An artist's concept of Mars Odyssey at the Red Planet. Photo: NASA/JPL

With memories of recent back-to-back failures still painfully fresh, NASA is leaving no stone unturned to make sure the $305 million Mars Odyssey probe makes it safely into orbit around the Red Planet later this year.

The solar-powered 758-kilogram spacecraft is scheduled for launch April 7 from the Cape Canaveral Air Force Station atop a Boeing Delta 2 rocket. If all goes well, the Odyssey orbiter will slip into a highly elliptical orbit around Mars on October 24.

Over the next 76 days, the spacecraft will dip into the upper atmosphere of Mars some 273 times, using a complex -- and somewhat risky -- aerobraking procedure designed to put the Odyssey into a two-hour circular orbit at an altitude of about 400 kilometers.

Then the real work will begin: a full martian year of observations to map the mineralogy and chemical composition of Mars' frigid surface, to measure the planet's radiation environment and to assemble a medium-resolution photographic atlas of the entire world.

Given past failures, the stakes are high. But the NASA-industry team is confident of success.

"With any planetary mission like this, you get that range of emotions from excitement to nervousness," said Jeffrey Plaut, deputy project scientist of the Mars Odyssey mission at the Jet Propulsion Laboratory.

"At the program level ... maybe nervousness is the right word. Because nobody wants to see another failure," said Plaut. "However, at the level of the people who actually do the work, there's a high level of confidence that we're doing everything right."

Lessons learned
In September 1999, NASA's Mars Climate Orbiter crashed into the Red Planet because English units were used for critical reorientation rocket firings instead of metric units as required. It was one of NASA's most embarrassing blunders.

Artist's concept of the two Mars '98 missions: Climate Orbiter and Polar Lander. Photo: NASA/JPL

Three months later a companion spacecraft, the Mars Polar Lander, disappeared without a trace during descent to the surface. Engineers believe the lander's engines shut down too early because of an electrical glitch.

In the wake of the failures, NASA's Mars exploration program underwent a painful reassessment and restructuring.

"We went through and identified every parameter that could be critical to mission success and then went forward and did a verification of all these parameters both internally, within the team, and also with an outside group," Plaut said.

As a result, the kind of communications breakdown that lead to the Mars Climate Orbiter's demise "is very unlikely to crop up again," he said.

But getting into the proper orbit will not be easy. The aerobraking procedure must be completed within 90 days to ensure the Odyssey probe ends up in a polar orbit carrying it over the Earth-facing side of the planet at what amounts to mid afternoon local Mars time.

That will ensure proper lighting on Odyssey's large solar array and maximize the return from the spacecraft's suite of science instruments.

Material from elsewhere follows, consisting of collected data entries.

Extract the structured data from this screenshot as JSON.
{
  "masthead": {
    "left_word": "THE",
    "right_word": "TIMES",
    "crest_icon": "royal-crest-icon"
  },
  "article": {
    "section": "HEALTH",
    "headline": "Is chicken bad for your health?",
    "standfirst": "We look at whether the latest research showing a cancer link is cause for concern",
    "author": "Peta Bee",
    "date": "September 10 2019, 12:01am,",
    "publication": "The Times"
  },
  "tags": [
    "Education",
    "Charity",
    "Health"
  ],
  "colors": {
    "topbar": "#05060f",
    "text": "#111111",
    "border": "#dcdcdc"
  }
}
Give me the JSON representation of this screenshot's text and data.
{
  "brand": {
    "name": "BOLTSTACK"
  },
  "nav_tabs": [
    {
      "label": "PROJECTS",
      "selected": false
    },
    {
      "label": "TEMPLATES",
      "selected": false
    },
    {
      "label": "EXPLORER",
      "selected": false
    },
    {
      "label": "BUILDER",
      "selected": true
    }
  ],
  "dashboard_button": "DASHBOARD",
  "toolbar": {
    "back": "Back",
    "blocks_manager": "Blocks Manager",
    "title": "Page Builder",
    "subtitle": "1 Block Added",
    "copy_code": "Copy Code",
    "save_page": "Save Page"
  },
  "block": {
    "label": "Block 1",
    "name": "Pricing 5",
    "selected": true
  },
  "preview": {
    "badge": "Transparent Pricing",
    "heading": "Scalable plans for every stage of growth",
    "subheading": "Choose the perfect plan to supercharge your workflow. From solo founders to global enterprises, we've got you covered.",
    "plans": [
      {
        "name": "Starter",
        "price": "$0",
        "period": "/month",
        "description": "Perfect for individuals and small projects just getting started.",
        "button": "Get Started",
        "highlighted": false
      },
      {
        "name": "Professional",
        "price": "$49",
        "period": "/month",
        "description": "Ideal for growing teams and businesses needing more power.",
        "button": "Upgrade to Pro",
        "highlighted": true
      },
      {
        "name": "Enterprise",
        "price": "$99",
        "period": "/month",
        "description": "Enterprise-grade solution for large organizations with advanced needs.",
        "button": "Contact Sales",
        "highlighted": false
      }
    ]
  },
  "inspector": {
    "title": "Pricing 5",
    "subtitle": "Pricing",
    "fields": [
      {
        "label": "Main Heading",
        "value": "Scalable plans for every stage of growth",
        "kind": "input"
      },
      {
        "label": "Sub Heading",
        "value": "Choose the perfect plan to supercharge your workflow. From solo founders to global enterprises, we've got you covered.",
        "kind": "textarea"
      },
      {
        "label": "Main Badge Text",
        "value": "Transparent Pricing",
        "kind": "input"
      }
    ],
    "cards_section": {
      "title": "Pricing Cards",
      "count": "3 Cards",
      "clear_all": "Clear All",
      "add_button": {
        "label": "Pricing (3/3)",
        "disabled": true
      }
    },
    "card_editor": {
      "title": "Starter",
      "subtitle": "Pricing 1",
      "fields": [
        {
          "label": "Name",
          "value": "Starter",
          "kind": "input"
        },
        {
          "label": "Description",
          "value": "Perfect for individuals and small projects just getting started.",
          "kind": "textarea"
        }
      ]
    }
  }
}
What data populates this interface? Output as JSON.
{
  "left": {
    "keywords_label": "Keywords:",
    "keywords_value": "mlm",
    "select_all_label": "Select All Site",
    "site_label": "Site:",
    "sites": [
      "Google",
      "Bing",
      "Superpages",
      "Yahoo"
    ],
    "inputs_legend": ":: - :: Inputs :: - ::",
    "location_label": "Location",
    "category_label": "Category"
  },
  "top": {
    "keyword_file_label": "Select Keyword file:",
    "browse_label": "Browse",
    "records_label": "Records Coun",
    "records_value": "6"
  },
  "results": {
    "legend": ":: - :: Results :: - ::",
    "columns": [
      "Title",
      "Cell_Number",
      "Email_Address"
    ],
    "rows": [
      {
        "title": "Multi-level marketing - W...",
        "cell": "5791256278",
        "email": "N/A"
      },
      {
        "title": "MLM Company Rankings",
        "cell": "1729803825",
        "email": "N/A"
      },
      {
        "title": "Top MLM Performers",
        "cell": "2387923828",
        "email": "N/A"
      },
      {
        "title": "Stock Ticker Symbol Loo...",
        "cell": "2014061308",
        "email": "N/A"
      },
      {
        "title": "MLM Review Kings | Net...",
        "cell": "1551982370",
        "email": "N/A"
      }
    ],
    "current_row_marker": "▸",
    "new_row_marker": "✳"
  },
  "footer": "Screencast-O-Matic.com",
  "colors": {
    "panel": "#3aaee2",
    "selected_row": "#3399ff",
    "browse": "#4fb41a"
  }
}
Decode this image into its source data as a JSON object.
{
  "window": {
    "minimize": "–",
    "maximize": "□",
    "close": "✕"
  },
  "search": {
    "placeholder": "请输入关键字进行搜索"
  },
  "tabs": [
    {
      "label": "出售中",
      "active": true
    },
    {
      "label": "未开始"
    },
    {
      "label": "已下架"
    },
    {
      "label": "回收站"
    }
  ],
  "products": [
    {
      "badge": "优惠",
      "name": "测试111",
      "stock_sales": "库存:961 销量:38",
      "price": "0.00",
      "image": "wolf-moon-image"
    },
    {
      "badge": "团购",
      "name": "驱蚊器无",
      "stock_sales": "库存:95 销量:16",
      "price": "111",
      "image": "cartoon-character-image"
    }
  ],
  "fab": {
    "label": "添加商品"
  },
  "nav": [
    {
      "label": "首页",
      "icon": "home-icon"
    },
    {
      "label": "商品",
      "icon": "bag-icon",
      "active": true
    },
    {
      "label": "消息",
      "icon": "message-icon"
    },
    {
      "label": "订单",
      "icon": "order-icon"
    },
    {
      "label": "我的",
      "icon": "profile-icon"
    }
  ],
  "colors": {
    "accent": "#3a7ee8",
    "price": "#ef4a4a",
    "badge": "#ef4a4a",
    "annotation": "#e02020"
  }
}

Odyssey is equipped with three sets of instruments: gamma-ray and neutron spectrometers; a radiation monitor; and a medium-resolution camera system capable of visible and infrared observations.

Illustration of Odyssey with description of its components. Photo: NASA/JPL

The neutron spectrometer will look for signs of ice in the martian soil while the gamma-ray spectrometer will measure the abundance of rock-forming elements like silicon, iron, magnesium, potassium, calcium and others.

"Unlike a camera, where you just take a picture and you can send it back that day and start analyzing it, the gamma-ray spectrometer suite of instruments needs to have a long period of observations before we get any real solid results," Plaut said.

"We want to be able to map the abundance of those elements in the upper 10 centimeters or so of the soil. But in order to do that we need to have a long-duration mission. We really need to be there for a good solid year, a full martian year."

Operating in its infrared mode, Odyssey's camera system will map the entire planet at 100-meter resolution. It will look for temperature differences on the planet's dark side that could mark the locations of active hydro-thermal systems below the surface.

"There has been this recent evidence of the possibly recent flow of water on the surface and if any of that activity is happening while we're there in orbit, we should be able to see it," Plaut said.

Working in visible light, Odyssey's camera will be able to produce a medium-resolution map of the planet at 18 meters per pixel. That translates into image swaths roughly 20 kilometers wide by 300 kilometers long.

"We'll wind up with thousands of postage stamps and we'll have to stitch them all together," Plaut said. "It would probably take an additional year of mapping operations to complete that map."

The goal is to characterize potential future sample return mission landing sites and to identify areas with deposits associated with earlier water activity.